As explained above, according to the present invention, it is possible to greatly reduce the memory space used for storing programs when constructing an FIR filter from three or more digital signal processors. [0090]
While the invention has been described with reference to specific embodiments chosen for purpose of illustration, it should be apparent that numerous modifications could be made thereto by those skilled in the technology without departing from the basic concept and scope of the invention. [0091]

Claims

What is claimed is:

1. A digital signal processor system comprised of:

an input digital signal processor arranged at an input side of data to be processed,

an output digital signal processor arranged at an output side of processed data, and

at least one intermediate digital signal processor interposed between said input digital signal processor and said output digital signal processor;

said input digital signal processor, said intermediate digital signal processor, and said output digital signal processor being connected in cascade in that order;

each of said input digital signal processor, said intermediate digital signal processor, and said output digital signal processor storing their inherent programs and an identical common program shared by the digital signal processors.

2. A digital signal processor system as set forth in claim 1, wherein said inherent programs are programs for data input and data output in said input digital signal processor, said intermediate digital signal processor, and said output digital signal processor, and said common program is a program for arithmetic/logic processing of the data at each of the input digital signal processor, the intermediate digital signal processor, and the output digital signal processor.

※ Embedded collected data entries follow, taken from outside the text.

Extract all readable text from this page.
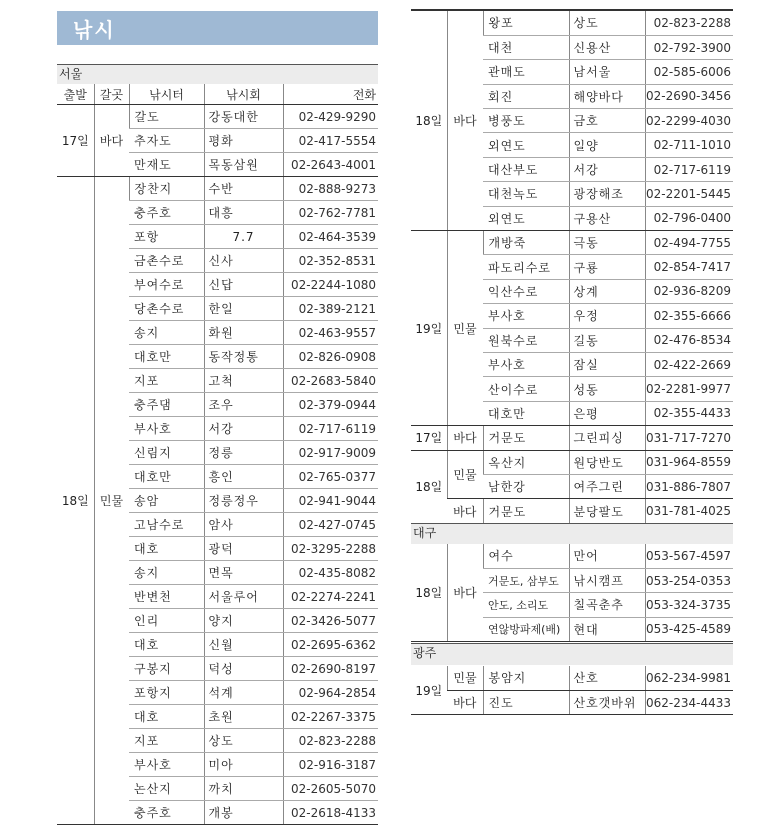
낚시
서울
출발	갈곳	낚시터	낚시회	전화
17일	바다	갈도	강동대한	02-429-9290
		추자도	평화	02-417-5554
		만재도	목동삼원	02-2643-4001
18일	민물	장찬지	수반	02-888-9273
		충주호	대흥	02-762-7781
		포항	7.7	02-464-3539
		금촌수로	신사	02-352-8531
		부여수로	신답	02-2244-1080
		당촌수로	한일	02-389-2121
		송지	화원	02-463-9557
		대호만	동작정통	02-826-0908
		지포	고척	02-2683-5840
		충주댐	조우	02-379-0944
		부사호	서강	02-717-6119
		신림지	정릉	02-917-9009
		대호만	흥인	02-765-0377
		송암	정릉정우	02-941-9044
		고남수로	암사	02-427-0745
		대호	광덕	02-3295-2288
		송지	면목	02-435-8082
		반변천	서울루어	02-2274-2241
		인리	양지	02-3426-5077
		대호	신월	02-2695-6362
		구봉지	덕성	02-2690-8197
		포항지	석계	02-964-2854
		대호	초원	02-2267-3375
		지포	상도	02-823-2288
		부사호	미아	02-916-3187
		논산지	까치	02-2605-5070
		충주호	개봉	02-2618-4133
18일	바다	왕포	상도	02-823-2288
		대천	신용산	02-792-3900
		관매도	남서울	02-585-6006
		회진	해양바다	02-2690-3456
		병풍도	금호	02-2299-4030
		외연도	일양	02-711-1010
		대산부도	서강	02-717-6119
		대천녹도	광장해조	02-2201-5445
		외연도	구용산	02-796-0400
19일	민물	개방죽	극동	02-494-7755
		파도리수로	구룡	02-854-7417
		익산수로	상계	02-936-8209
		부사호	우정	02-355-6666
		원북수로	길동	02-476-8534
		부사호	잠실	02-422-2669
		산이수로	성동	02-2281-9977
		대호만	은평	02-355-4433
17일	바다	거문도	그린피싱	031-717-7270
18일	민물	옥산지	원당반도	031-964-8559
		남한강	여주그린	031-886-7807
	바다	거문도	분당팔도	031-781-4025
대구
18일	바다	여수	만어	053-567-4597
		거문도, 삼부도	낚시캠프	053-254-0353
		안도, 소리도	칠곡춘추	053-324-3735
		연않방파제(배)	현대	053-425-4589
광주
19일	민물	봉암지	산호	062-234-9981
	바다	진도	산호갯바위	062-234-4433
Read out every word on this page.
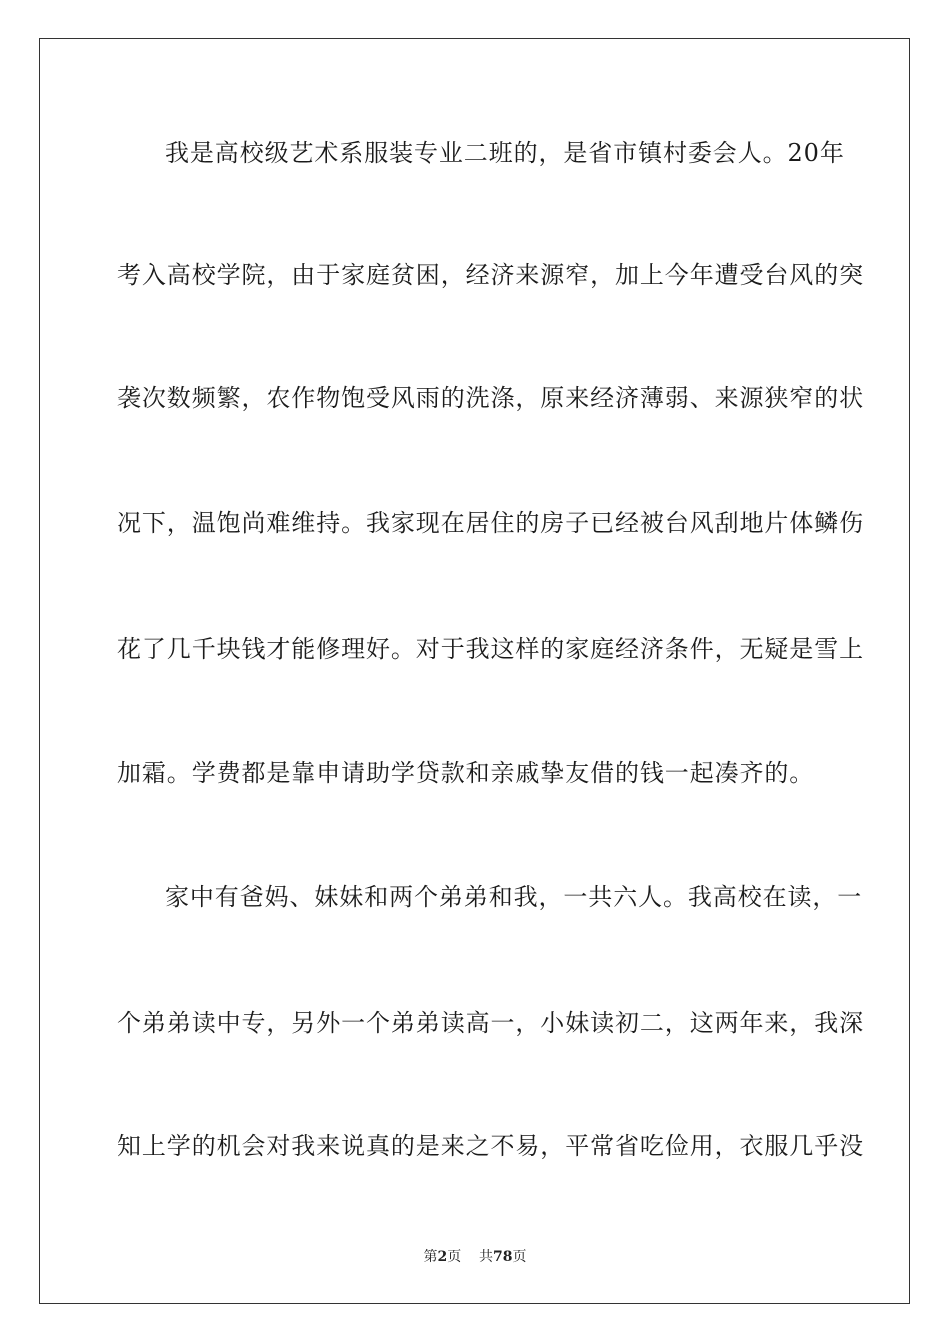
我是高校级艺术系服装专业二班的，是省市镇村委会人。20年
考入高校学院，由于家庭贫困，经济来源窄，加上今年遭受台风的突
袭次数频繁，农作物饱受风雨的洗涤，原来经济薄弱、来源狭窄的状
况下，温饱尚难维持。我家现在居住的房子已经被台风刮地片体鳞伤
花了几千块钱才能修理好。对于我这样的家庭经济条件，无疑是雪上
加霜。学费都是靠申请助学贷款和亲戚挚友借的钱一起凑齐的。
家中有爸妈、妹妹和两个弟弟和我，一共六人。我高校在读，一
个弟弟读中专，另外一个弟弟读高一，小妹读初二，这两年来，我深
知上学的机会对我来说真的是来之不易，平常省吃俭用，衣服几乎没
第2页 共78页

3. A digital signal processor system as set forth in claim 1, further comprising a microprocessor, wherein said common program and all said inherent programs being transferred from said microprocessor to said input digital signal processor, said intermediate digital signal processor, and said output digital signal processor, and thereby the input digital signal processor, the intermediate digital signal processor, and the output digital signal processor are driven by said common program and said inherent programs selected corresponding to the same.

4. A digital signal processor system as set forth in claim 3, wherein said input digital signal processor, said intermediate digital signal processor, and said output digital signal processor are provided with respective I/O units and said inherent programs corresponding to the digital signal processors are autonomously selected based on identification information set for said I/O units from the outside.

5. A digital signal processor system as set forth in claim 4, wherein said identification information is set for said I/O units depending on a level of voltage supplied through outside hardware.

6. A digital signal processor system as set forth in claim 4, wherein said identification information is set for said I/O units by software from said microprocessor.

7. A digital signal processor system as set forth in claim 5, wherein said input digital signal processor, said intermediate digital signal processor, and said output digital signal processor are provided with respective identification registers holding said set identification information.

8. A digital signal processor system as set forth in claim 6, wherein said input digital signal processor, said intermediate digital signal processor, and said output digital signal processor are provided with respective identification registers holding said set identification information.

9. A digital signal processor system as set forth in claim 2, wherein said input digital signal processor, said intermediate digital signal processor, and said output digital signal processor form an FIR type digital filter for performing filter operation which corresponds to said arithmetic and logic processing.